Come era ampiamente prevedibile il lockdown della scorsa primavera ed il perdurare dell’emergenza Covid fino alla durissima seconda ondata di queste settimane hanno rappresentato un terribile shock per l’intera economia. Non è un caso infatti che per la prima volta in dieci anni il terziario della nostra Regione ha vissuto un brusco stop: l’apertura di nuove attività si è dimezzata rispetto al 2019 (-51%), nel turismo è calata addirittura del 67%. Un dato che porta in negativo il saldo fra nuove imprese e imprese cessate: a metà 2020 ne mancavano all’appello 1.800 rispetto allo stesso periodo del 2019. Questi numeri così negativi sono dovuti essenzialmente al collasso dei consumi che si attesta sulla cifra di circa 12 miliardi di euro di (-13,8%, peggio della media nazionale del -10,9%) trainati ancora più  in basso dal settore turistico che ha segnato un drammatico -59% di arrivi ed un -61% di presenze. Dai dati si rileva inoltre che, mentre le nuove imprese faticano a nascere, quelle esistenti restano col fiato sospeso, soprattutto se operanti nella filiera turistica e nel commercio no food. Per queste attività, nonostante una debole ripresa nei mesi estivi che però non è stata sufficiente a guadagnare quanto perduto dalla scorsa primavera, è atteso un futuro tutt’altro che roseo. Le previsioni per i prossimi mesi sono improntate al pessimismo: il 72% degli operatori intervistati ha dichiarato di non essere in grado di reggere un nuovo lockdown. Il 57% si è detto in difficoltà nel rispettare le scadenze fiscali. Non a caso, il primo intervento che le imprese del terziario della Toscana chiedono al nuovo governo regionale riguarda proprio la sfera fiscale, il credito, la finanza agevolata. Anche sul fronte della liquidità, la ripresa è ancora lontana. È cresciuta la quota di imprese che hanno fatto domanda di credito nel periodo compreso tra aprile e settembre (sono state il 42%). E, dopo le difficoltà che hanno caratterizzato i primi mesi, in due casi su tre la risposta degli istituti di credito è stata positiva grazie anche all’entrata in vigore del Decreto Liquidità. A peggiorare lo scenario, le prospettive occupazionali: già 104mila le assunzioni in meno del terziario rispetto al 2019 (-51% solo nel turismo, per lo più a causa del blocco degli stagionali), ma la situazione è destinata a peggiorare notevolmente quando cesserà il divieto di licenziamento.

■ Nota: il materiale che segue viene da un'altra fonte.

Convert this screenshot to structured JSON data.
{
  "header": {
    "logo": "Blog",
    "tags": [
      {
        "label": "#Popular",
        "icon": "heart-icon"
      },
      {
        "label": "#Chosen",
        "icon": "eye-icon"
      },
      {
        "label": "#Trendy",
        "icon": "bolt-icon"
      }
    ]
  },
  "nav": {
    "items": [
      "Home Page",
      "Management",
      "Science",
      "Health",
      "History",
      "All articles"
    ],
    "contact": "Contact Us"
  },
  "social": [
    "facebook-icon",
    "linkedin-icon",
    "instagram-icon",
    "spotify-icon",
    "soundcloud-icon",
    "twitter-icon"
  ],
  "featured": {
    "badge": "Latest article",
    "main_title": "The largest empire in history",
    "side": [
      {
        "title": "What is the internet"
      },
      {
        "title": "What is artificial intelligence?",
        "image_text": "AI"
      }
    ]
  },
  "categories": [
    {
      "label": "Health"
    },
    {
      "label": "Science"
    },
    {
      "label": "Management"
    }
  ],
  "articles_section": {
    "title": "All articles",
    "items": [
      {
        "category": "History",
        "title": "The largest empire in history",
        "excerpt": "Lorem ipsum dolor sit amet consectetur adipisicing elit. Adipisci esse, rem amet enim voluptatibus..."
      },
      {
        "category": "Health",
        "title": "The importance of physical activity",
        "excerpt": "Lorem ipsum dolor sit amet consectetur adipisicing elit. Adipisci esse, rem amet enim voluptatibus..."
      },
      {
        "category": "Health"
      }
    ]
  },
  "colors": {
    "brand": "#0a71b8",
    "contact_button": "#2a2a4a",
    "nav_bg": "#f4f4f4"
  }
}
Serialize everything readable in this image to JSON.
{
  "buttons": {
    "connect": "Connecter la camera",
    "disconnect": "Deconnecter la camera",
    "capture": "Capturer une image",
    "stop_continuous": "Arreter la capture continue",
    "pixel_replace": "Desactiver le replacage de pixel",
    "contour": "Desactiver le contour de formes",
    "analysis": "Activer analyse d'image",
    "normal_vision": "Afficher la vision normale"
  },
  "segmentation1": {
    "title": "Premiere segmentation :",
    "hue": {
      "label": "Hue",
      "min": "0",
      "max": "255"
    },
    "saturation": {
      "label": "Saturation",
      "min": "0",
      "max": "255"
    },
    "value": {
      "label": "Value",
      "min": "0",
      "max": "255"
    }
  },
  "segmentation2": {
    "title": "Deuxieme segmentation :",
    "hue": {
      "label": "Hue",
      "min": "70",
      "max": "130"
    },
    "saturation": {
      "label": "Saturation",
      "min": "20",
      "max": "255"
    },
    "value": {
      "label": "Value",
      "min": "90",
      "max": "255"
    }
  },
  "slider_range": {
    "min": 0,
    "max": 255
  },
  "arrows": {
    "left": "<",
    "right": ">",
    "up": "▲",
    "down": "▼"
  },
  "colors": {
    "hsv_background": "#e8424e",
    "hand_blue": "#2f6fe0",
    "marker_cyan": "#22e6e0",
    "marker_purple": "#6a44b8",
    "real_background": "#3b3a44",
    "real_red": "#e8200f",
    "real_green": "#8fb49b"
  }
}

Questi allarmanti dati emergono dall’Osservatorio congiunturale sul terziario toscano nel terzo trimestre 2020, curato da Format Research per Confcommercio Toscana che ricordiamo raccoglie oltre 212mila imprese , in pratica il 65% del tessuto imprenditoriale extra-agricolo regionale. Sulla gravità di questi numeri si sono espressi la presidente dell’associazione di categoria Anna Lapini, il direttore Franco Marinoni:”Il Covid ha cancellato con un colpo di spugna almeno trenta anni di sviluppo economico, in Toscana come nel resto d’Italia, rimettendo in discussione i modi consueti di fare impresa. In questi mesi ho visto tanti imprenditori rimboccarsi le maniche per affrontare il nuovo scenario. Molti si sono indebitati per mettere a norma di sicurezza i propri locali, tanti hanno approfittato del momento anche per trovare nuovi modelli di business: c’è chi ha spinto l’innovazione digitale per trovare modi nuovi di stare in contatto con i clienti, fra web e social. Chi ha puntato sulle consegne a domicilio, chi su forme di lavoro agile. Ma i conti non tornano ugualmente perché il mercato è fermo e perfino essere resilienti diventa sempre più difficile. La Presidente Lapini  ha poi lanciato un accorato appello alle Istituzioni:”“è molto umano sommare paura a paura, ma non possiamo lasciare spazio alla sfiducia. Per questo chiediamo alle istituzioni, locali come nazionali, di fare quanto possibile per non lasciarci soli a scontare sulla nostra pelle, e su quella dei nostri dipendenti, le conseguenze di una crisi certo imprevedibile e inaspettata, ma che dobbiamo affrontare insieme, senza lasciare indietro nessuno. Anche perché in ballo non c’è solo il futuro del terziario, ma anche quello delle nostre città, che prive della rete distributiva e di accoglienza garantita dalle nostre imprese perderebbero la propria anima”.